O presidente Luiz Inácio Lula da Silva (PT) requisitou ao advogado Marco Aurélio Carvalho a investigação de vazamentos da Polícia Federal (PF) que a defesa considera “seletivos” no caso envolvendo seu filho, Fábio Luís Lula da Silva, conhecido como Lulinha.
Durante uma reunião na noite de quarta-feira (19 de agosto de 2026) no Palácio da Alvorada, em Brasília, Lula questionou Carvalho sobre o andamento da apuração dos vazamentos. O advogado confirmou que já havia solicitado a investigação, ao que o presidente respondeu: “Então tá ótimo”.

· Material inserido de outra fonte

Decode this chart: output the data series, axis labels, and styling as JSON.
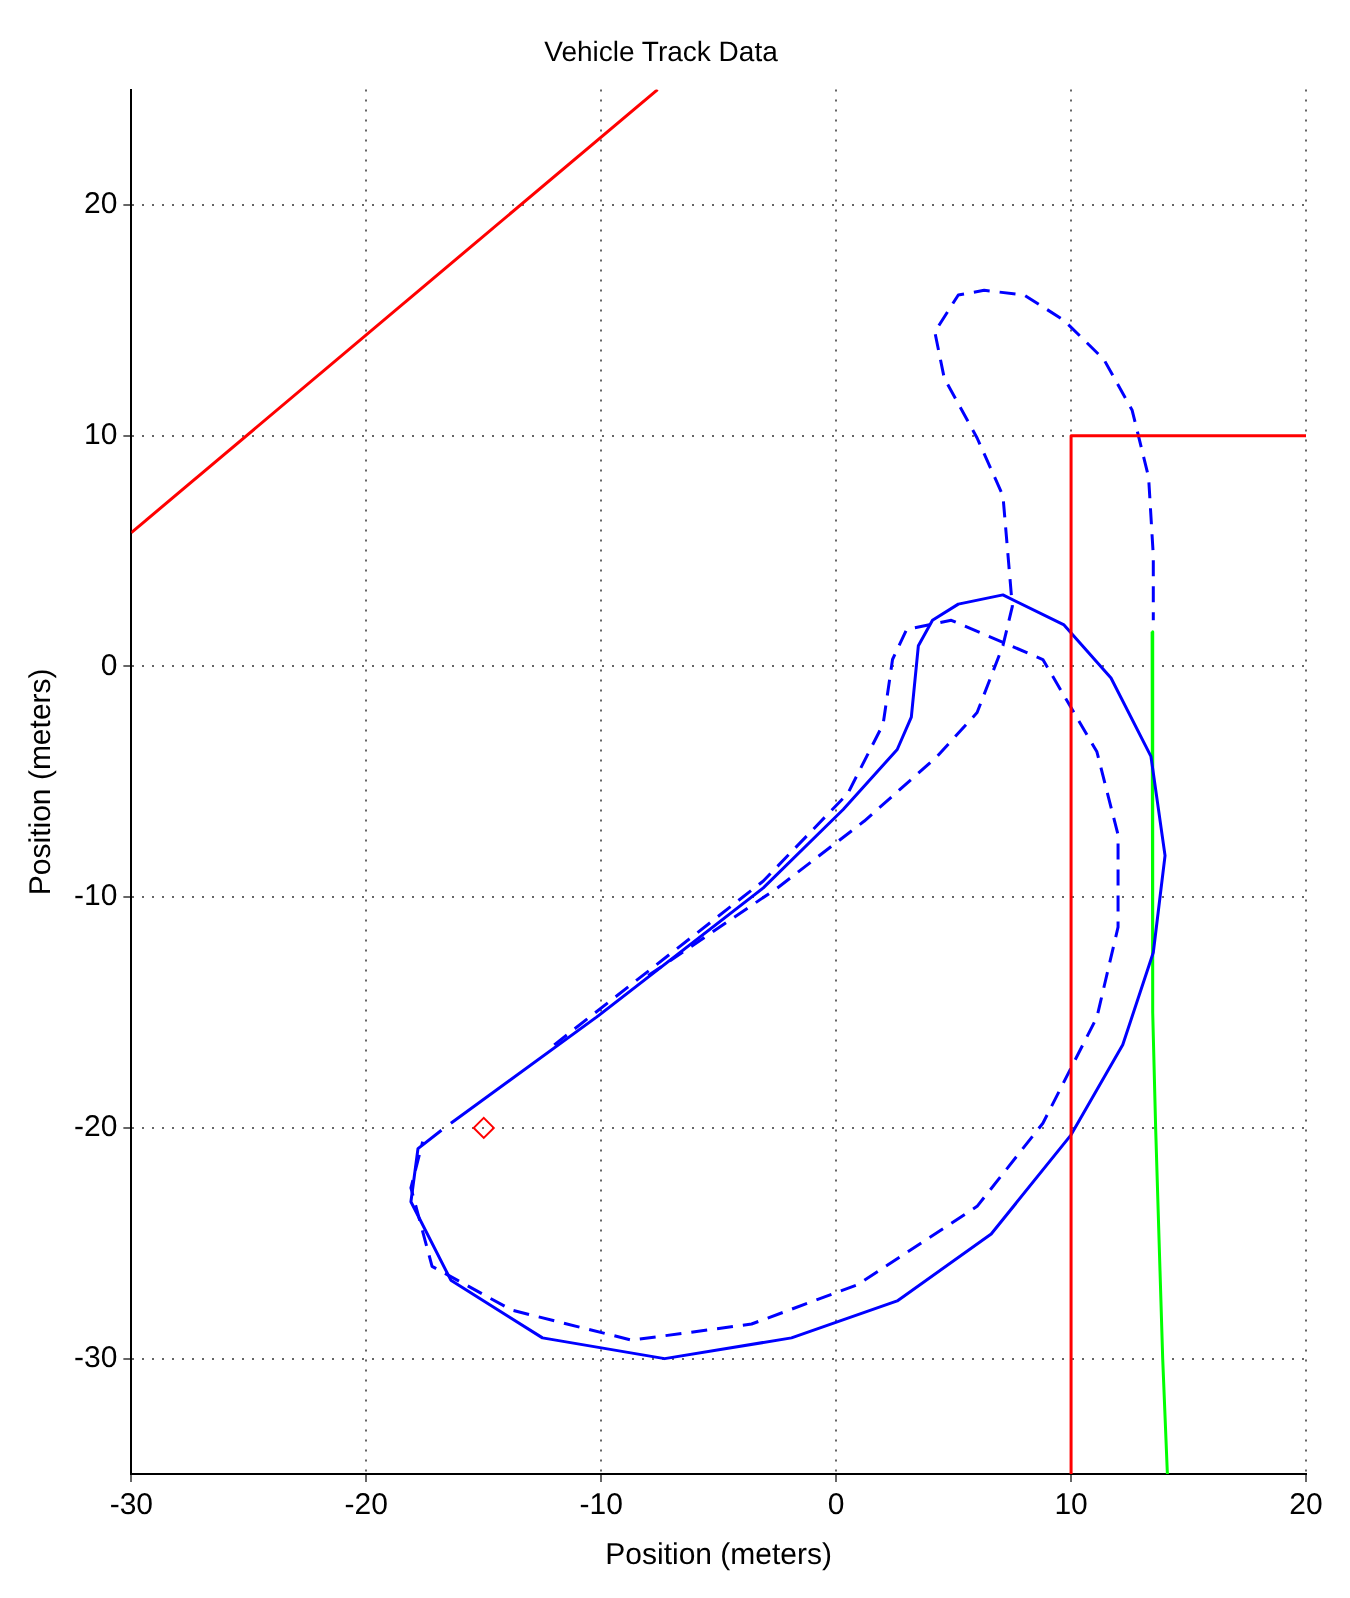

Carvalho, que representa Lulinha em inquéritos da PF relacionados a tráfico de influência, mencionou que abordou o tema com Lula de maneira “lateral”, ao final do encontro. Ele expressou sua preocupação com a forma como o caso está sendo tratado, afirmando que não deseja que o filho do presidente seja visto como acima da lei, mas também não quer que seja tratado como se estivesse abaixo dela. O advogado comparou a situação ao pior momento da Operação Lava Jato.
Em resposta à queixa de Carvalho, Lula enfatizou que não pretende utilizar a PF para proteger aliados ou perseguir adversários, afirmando que “quem fez cagada, que se explique; quem não fez, que se explique também, e seja absolvido”.
O clima da reunião foi descrito como tranquilo, com Lula se mostrando “absolutamente sereno”. A maior parte da conversa, segundo Carvalho, girou em torno de assuntos relacionados a São Paulo, e não especificamente sobre os inquéritos. O ex-ministro e candidato do PT ao governo de São Paulo, Fernando Haddad, também participou do encontro.
Minuta de R$ 626 milhões
As declarações de Carvalho coincidiram com a revelação de novos detalhes sobre uma minuta de contrato que a lobista Roberta Luchsinger enviou a Marco Aurélio Santana Ribeiro, conhecido como Marcola, ex-chefe de gabinete de Lula. O documento, acessado pelo jornal O Globo, propunha a venda de 1,2 milhão de frascos de canabidiol ao Ministério da Saúde, totalizando R$ 626 milhões.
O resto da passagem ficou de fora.